Dr Chartwell Dutiro (1957-2019) received an Honorary Doctorate from Bath Spa University at a unique ceremony in Torquay, Devon, on 12 September 2019.
About Chartwell's PhD
The PhD he was so passionate about was called ‘The power of the voices of the ancestors: the influence of the mbira on collaborative music-making’. Having toured the world in Thomas Mapfumo and the Blacks Unlimited in the 1980s, and successfully developed his career on the international performance circuit, it was an enormous privilege for Bath Spa staff and students to have experienced his enchanting singing and playing first-hand. Chartwell’s generosity and humour shone through the way he skillfully used the mbira as an education tool to challenge stereotypes and encourage creative engagement. His spirit lives on through the hearts and minds of those who have been inspired to integrate his philosophy into their own thinking, teaching and musicking.
The themes of education, inspiration, and collaboration, summarise the rich musical legacy Chartwell has left us. As a Visiting Research Fellow from 2014 to 2016, he collaborated with Professor Amanda Bayley on a project funded by Arts Council England: ‘Cross-cultural exchanges: mbira, string quartet and dance’. This involved workshops with school children, Bath Spa students and trainee teachers, in Bath and Devon, including City of Bath College. The video was taken from the performance at Newton Park on 22 April 2015, where Chartwell performed in the Marenje Ensemble, formed specifically for the project. The work culminated in a joint research publication: a book chapter by Bayley and Dutiro on ‘Developing Dialogues in Intercultural Music-making’ in the Routledge International Handbook of Intercultural Arts Research (2016).
The interview below with Amanda Bayley and Chartwell Dutiro (City of Bath College, 2015), filmed by Tobie Lang, is interspersed with extracts from the workshop with Bath College students, on ‘Cross-cultural exchange between mbira, string quartet and dance’, funded by Arts Council England. They discuss Chartwell's method of teaching called chinyakare. In Shona language this means an indigenous, ancestral way of distributing knowledge and information, sometimes orally. Knowledge is shared between people of all abilities. He believes that the master and the beginner have something to learn from each other. In this short documentary they explore the impact that bringing the mbira and string instruments together had on a group of Bath College students.
A special collaboration that Chartwell formed at Bath Spa University was Kusanganisa (the Shona word for mixing), with Chris Blanden (bass), Dr Leandro Maia (guitar), and Dr Nick Sorensen (saxophone).
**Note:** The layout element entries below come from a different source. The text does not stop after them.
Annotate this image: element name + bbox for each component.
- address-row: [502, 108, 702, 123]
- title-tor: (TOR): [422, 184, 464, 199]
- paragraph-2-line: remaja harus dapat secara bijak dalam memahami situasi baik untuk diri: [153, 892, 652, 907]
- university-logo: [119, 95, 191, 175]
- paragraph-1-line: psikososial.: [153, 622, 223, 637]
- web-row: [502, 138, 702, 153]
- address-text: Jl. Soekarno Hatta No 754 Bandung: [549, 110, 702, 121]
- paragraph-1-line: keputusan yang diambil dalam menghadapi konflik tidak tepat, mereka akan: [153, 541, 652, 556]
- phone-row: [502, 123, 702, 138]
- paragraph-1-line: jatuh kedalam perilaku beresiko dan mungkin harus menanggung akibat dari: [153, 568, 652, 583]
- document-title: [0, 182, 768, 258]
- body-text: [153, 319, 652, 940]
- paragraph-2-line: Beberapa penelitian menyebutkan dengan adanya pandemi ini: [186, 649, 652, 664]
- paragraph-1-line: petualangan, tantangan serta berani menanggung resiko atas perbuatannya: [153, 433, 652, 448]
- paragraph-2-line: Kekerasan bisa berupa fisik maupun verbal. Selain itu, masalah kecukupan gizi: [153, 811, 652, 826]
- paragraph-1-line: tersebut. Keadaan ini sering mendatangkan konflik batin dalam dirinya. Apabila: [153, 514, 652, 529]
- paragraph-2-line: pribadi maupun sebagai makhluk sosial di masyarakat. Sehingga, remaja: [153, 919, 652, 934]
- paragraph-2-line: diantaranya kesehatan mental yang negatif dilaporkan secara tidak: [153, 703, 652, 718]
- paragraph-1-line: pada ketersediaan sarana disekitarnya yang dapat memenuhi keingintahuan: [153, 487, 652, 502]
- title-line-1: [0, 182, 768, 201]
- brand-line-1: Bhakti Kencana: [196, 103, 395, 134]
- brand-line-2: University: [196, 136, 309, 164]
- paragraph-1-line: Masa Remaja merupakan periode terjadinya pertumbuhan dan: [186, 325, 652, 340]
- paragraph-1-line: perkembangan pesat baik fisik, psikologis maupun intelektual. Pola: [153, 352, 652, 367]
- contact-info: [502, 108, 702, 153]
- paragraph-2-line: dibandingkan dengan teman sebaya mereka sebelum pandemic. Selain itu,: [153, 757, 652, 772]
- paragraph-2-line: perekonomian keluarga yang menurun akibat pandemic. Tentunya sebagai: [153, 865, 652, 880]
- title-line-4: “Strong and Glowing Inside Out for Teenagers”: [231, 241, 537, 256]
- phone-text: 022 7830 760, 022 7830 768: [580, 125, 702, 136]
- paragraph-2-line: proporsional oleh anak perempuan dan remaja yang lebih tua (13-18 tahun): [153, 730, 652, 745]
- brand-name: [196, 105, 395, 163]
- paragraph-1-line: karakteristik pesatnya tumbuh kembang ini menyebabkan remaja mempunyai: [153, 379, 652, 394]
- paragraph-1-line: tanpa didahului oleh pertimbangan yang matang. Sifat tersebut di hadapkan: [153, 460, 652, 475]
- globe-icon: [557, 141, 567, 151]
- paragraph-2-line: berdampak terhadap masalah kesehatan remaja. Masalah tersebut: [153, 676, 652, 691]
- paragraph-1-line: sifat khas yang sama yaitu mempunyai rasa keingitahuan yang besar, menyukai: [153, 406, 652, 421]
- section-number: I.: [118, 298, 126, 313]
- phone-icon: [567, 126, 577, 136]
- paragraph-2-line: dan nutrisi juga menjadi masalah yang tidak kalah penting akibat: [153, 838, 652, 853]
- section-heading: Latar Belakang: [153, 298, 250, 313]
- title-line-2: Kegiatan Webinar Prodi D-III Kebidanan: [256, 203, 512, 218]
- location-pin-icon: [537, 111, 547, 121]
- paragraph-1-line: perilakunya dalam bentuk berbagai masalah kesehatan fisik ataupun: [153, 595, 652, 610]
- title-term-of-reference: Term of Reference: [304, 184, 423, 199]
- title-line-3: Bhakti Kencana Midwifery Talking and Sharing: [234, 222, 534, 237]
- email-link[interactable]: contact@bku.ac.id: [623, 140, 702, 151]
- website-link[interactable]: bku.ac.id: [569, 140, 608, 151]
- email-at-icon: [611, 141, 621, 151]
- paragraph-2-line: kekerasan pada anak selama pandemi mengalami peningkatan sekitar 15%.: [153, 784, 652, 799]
They gave a presentation at a Bath Spa Global Citizenship lecture in October 2017, filmed by Fred Reed.
Kusanganisa was also featured in the Mistura Mundo Sul Generis International Music Festival in the Brazilian cities of Pelotas and Porto Alegre, in November 2017. The trip to Brazil was funded by Dr Leandro Maia’s Bath Spa Pioneer Award and included a week-long series of events bringing innovative, intercultural interactions into new social, artistic, educational and research contexts, including an improvisation workshop that Kusanganisa ran for local musicians. The sharing of musical traditions continued through verbal and musical dialogues at Casa do Tambor [Drum House] in Laranjal, Pelotas, where Chartwell had a pivotal role in bringing together musicians from the local samba band and the African diaspora.
Filming African Music
In November 2017, Chartwell contributed to the Filming African Music Study Day at Bath Spa University, an interdisciplinary study day in partnership with the African Musics Study Group UK branch (AMSG-UK), (of which he was a committee member), affiliated to the International Council for Traditional Music, the Afrika Eye Film Festival, Bristol, and the British Forum for Ethnomusicology. The event included a concert, Afrika Grooves and Moves, featuring a cross-cultural collaboration between the distinctive musical traditions of Zimbabwe and The Gambia, where Chartwell performed with Sura Susso (kora), and Suntou Susso (kora).
A prayer for guidance
During his time as a Visiting Research Fellow at Bath Spa, Chartwell Dutiro was filmed in Shumba ya Mukwashi [Zimbabwe's Spirits Confront the Ghosts of Slavery] - a prayer for guidance, assistance in difficult times, and support for the mbira players. It was filmed in Brooklyn, New York by Bob Coen.